Join the latest e-discussion on inequalities in urban areas
Date : 04 January 2013
The e-discussion on inequalities and urban areas begins on 4 January and will continue for three weeks. The discussion is led by organizations committed to finding solutions for the urban poor: the International Institute for Environment and Development (IIED), Slum Dwellers International, UN HABITAT and UNICEF. The discussion will aim to gather views from a broad range of stakeholders on how to address Inequalities in Urban Areas in the Post-2015 Development Agenda.
This is the eighth of the UN Development Group Global Thematic Consultations on Inequalities, jointly convened by UN Women and UNICEF. The online platform for the e-discussion on addressing inequalities was launched at the beginning of October with the first discussion focusing on gender inequality, followed by a discussion on gender-based violence on 17 October. The website http://www.worldwewant2015.org/inequalities is open to the public, following a simple registration process.

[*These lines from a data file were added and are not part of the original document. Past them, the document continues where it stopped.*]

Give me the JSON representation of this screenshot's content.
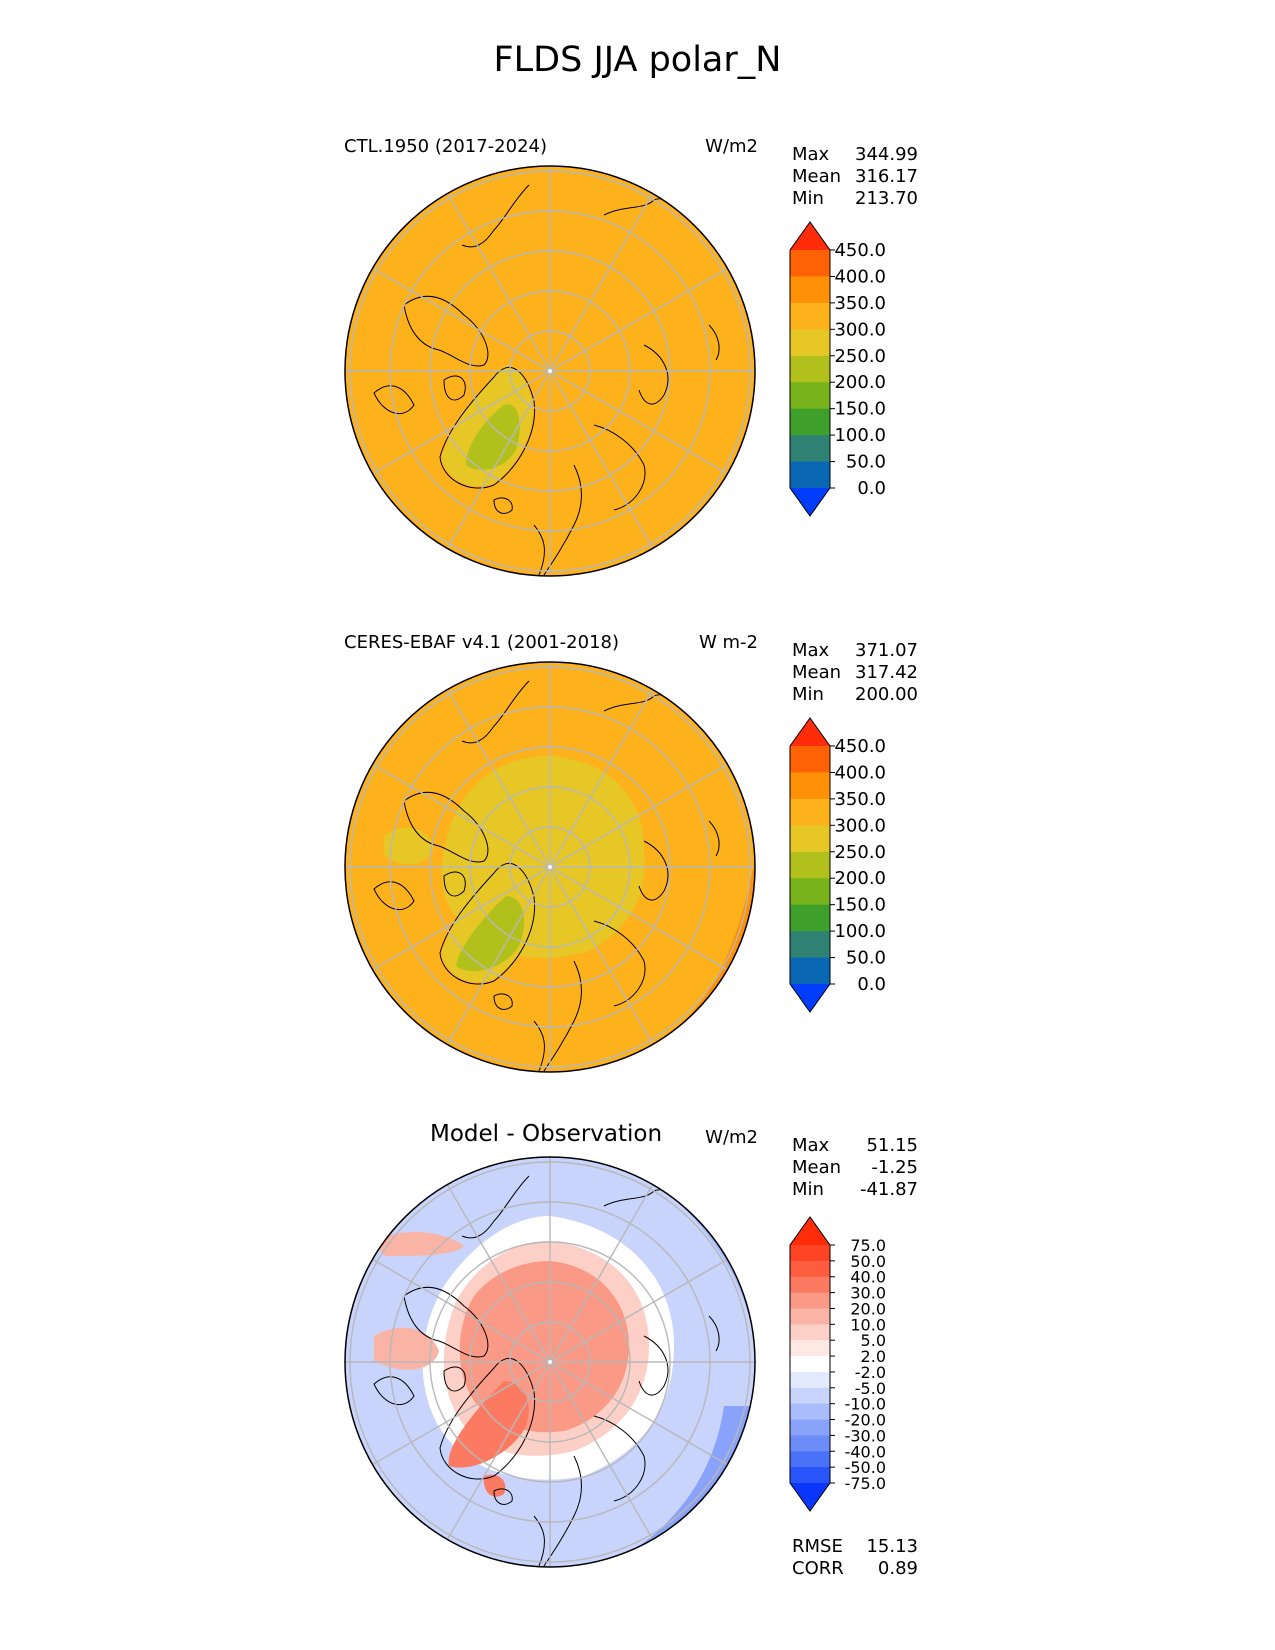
{
  "page": {
    "title": "FLDS JJA polar_N"
  },
  "panels": [
    {
      "title": "CTL.1950 (2017-2024)",
      "units": "W/m2",
      "stats": [
        {
          "label": "Max",
          "value": "344.99"
        },
        {
          "label": "Mean",
          "value": "316.17"
        },
        {
          "label": "Min",
          "value": "213.70"
        }
      ],
      "colorbar": {
        "ticks": [
          "450.0",
          "400.0",
          "350.0",
          "300.0",
          "250.0",
          "200.0",
          "150.0",
          "100.0",
          "50.0",
          "0.0"
        ],
        "colors": [
          "#ff2c0a",
          "#ff6205",
          "#ff9107",
          "#fdb21b",
          "#e6c726",
          "#b2c01c",
          "#78b31b",
          "#3f9f2b",
          "#2f8273",
          "#0a67b3",
          "#003cfb"
        ]
      }
    },
    {
      "title": "CERES-EBAF v4.1 (2001-2018)",
      "units": "W m-2",
      "stats": [
        {
          "label": "Max",
          "value": "371.07"
        },
        {
          "label": "Mean",
          "value": "317.42"
        },
        {
          "label": "Min",
          "value": "200.00"
        }
      ],
      "colorbar": {
        "ticks": [
          "450.0",
          "400.0",
          "350.0",
          "300.0",
          "250.0",
          "200.0",
          "150.0",
          "100.0",
          "50.0",
          "0.0"
        ],
        "colors": [
          "#ff2c0a",
          "#ff6205",
          "#ff9107",
          "#fdb21b",
          "#e6c726",
          "#b2c01c",
          "#78b31b",
          "#3f9f2b",
          "#2f8273",
          "#0a67b3",
          "#003cfb"
        ]
      }
    },
    {
      "title": "Model - Observation",
      "units": "W/m2",
      "stats": [
        {
          "label": "Max",
          "value": "51.15"
        },
        {
          "label": "Mean",
          "value": "-1.25"
        },
        {
          "label": "Min",
          "value": "-41.87"
        }
      ],
      "colorbar": {
        "ticks": [
          "75.0",
          "50.0",
          "40.0",
          "30.0",
          "20.0",
          "10.0",
          "5.0",
          "2.0",
          "-2.0",
          "-5.0",
          "-10.0",
          "-20.0",
          "-30.0",
          "-40.0",
          "-50.0",
          "-75.0"
        ],
        "colors": [
          "#ff2c0a",
          "#fe4425",
          "#fd5c3f",
          "#fb7a61",
          "#fa9a86",
          "#fab4a6",
          "#fcd0c7",
          "#fde8e3",
          "#ffffff",
          "#e4eafd",
          "#c8d4fc",
          "#a9bcfb",
          "#8aa3fa",
          "#6d8cf8",
          "#4a72f8",
          "#2854fa",
          "#0a36fb"
        ]
      },
      "extra_stats": [
        {
          "label": "RMSE",
          "value": "15.13"
        },
        {
          "label": "CORR",
          "value": "0.89"
        }
      ]
    }
  ]
}
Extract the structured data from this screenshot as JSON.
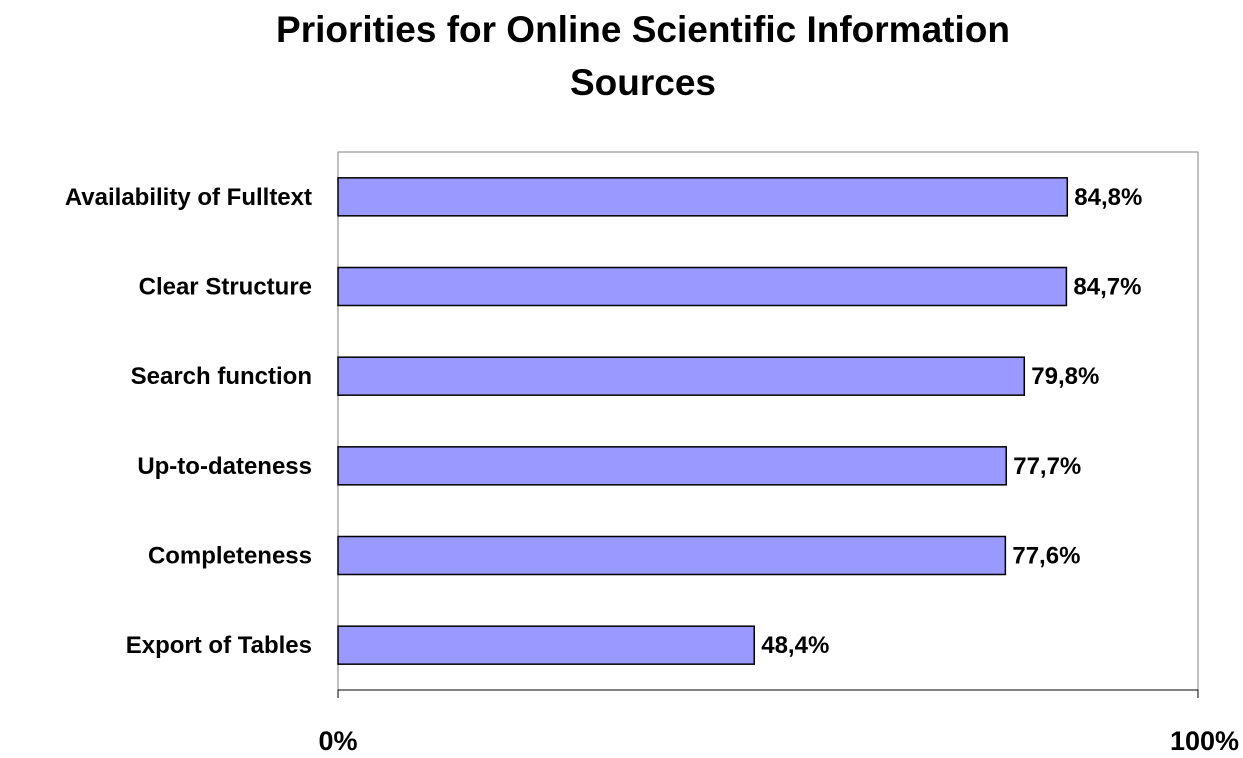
{
  "chart_data": {
    "type": "bar",
    "orientation": "horizontal",
    "title_lines": [
      "Priorities for Online Scientific Information",
      "Sources"
    ],
    "categories": [
      "Availability of Fulltext",
      "Clear Structure",
      "Search function",
      "Up-to-dateness",
      "Completeness",
      "Export of Tables"
    ],
    "values": [
      84.8,
      84.7,
      79.8,
      77.7,
      77.6,
      48.4
    ],
    "data_labels": [
      "84,8%",
      "84,7%",
      "79,8%",
      "77,7%",
      "77,6%",
      "48,4%"
    ],
    "xlim": [
      0,
      100
    ],
    "x_tick_labels": [
      "0%",
      "100%"
    ],
    "grid": false,
    "legend": "none",
    "colors": {
      "bar_fill": "#9999ff",
      "bar_stroke": "#000000",
      "plot_border": "#808080"
    }
  }
}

The e-discussions are a series of time-bound, co-moderated dialogues designed to seek the views of a broad range of stakeholders including governments, UN and other development agencies, civil society, philanthropic organizations, the private sector, and most importantly, the general public.
UN Women aims to bring together a wide range of views and voices on a variety of topics related to inequalities to review progress on the Millennium Development Goals and discuss the options for reflecting and addressing inequalities in the post-2015 development framework.
These e-discussions are meant to stimulate a “global conversation on the various forms of inequalities, identify policy options and responses and look at how these might be deployed in the context of the post-2015 development agenda and look in-depth at the structure, content and implications of major forms of inequalities, as barriers to development and social justice.
The recommendations emerging from the e-discussions, and other discussions on gender within and outside the inequalities track, will be part of a synthesis report that will be presented to a high-level meeting in Denmark in February 2013 on Inequalities. The report will also be provided to the High-level Panel on the Post-2015 Development Agenda appointed by the UN Secretary-General.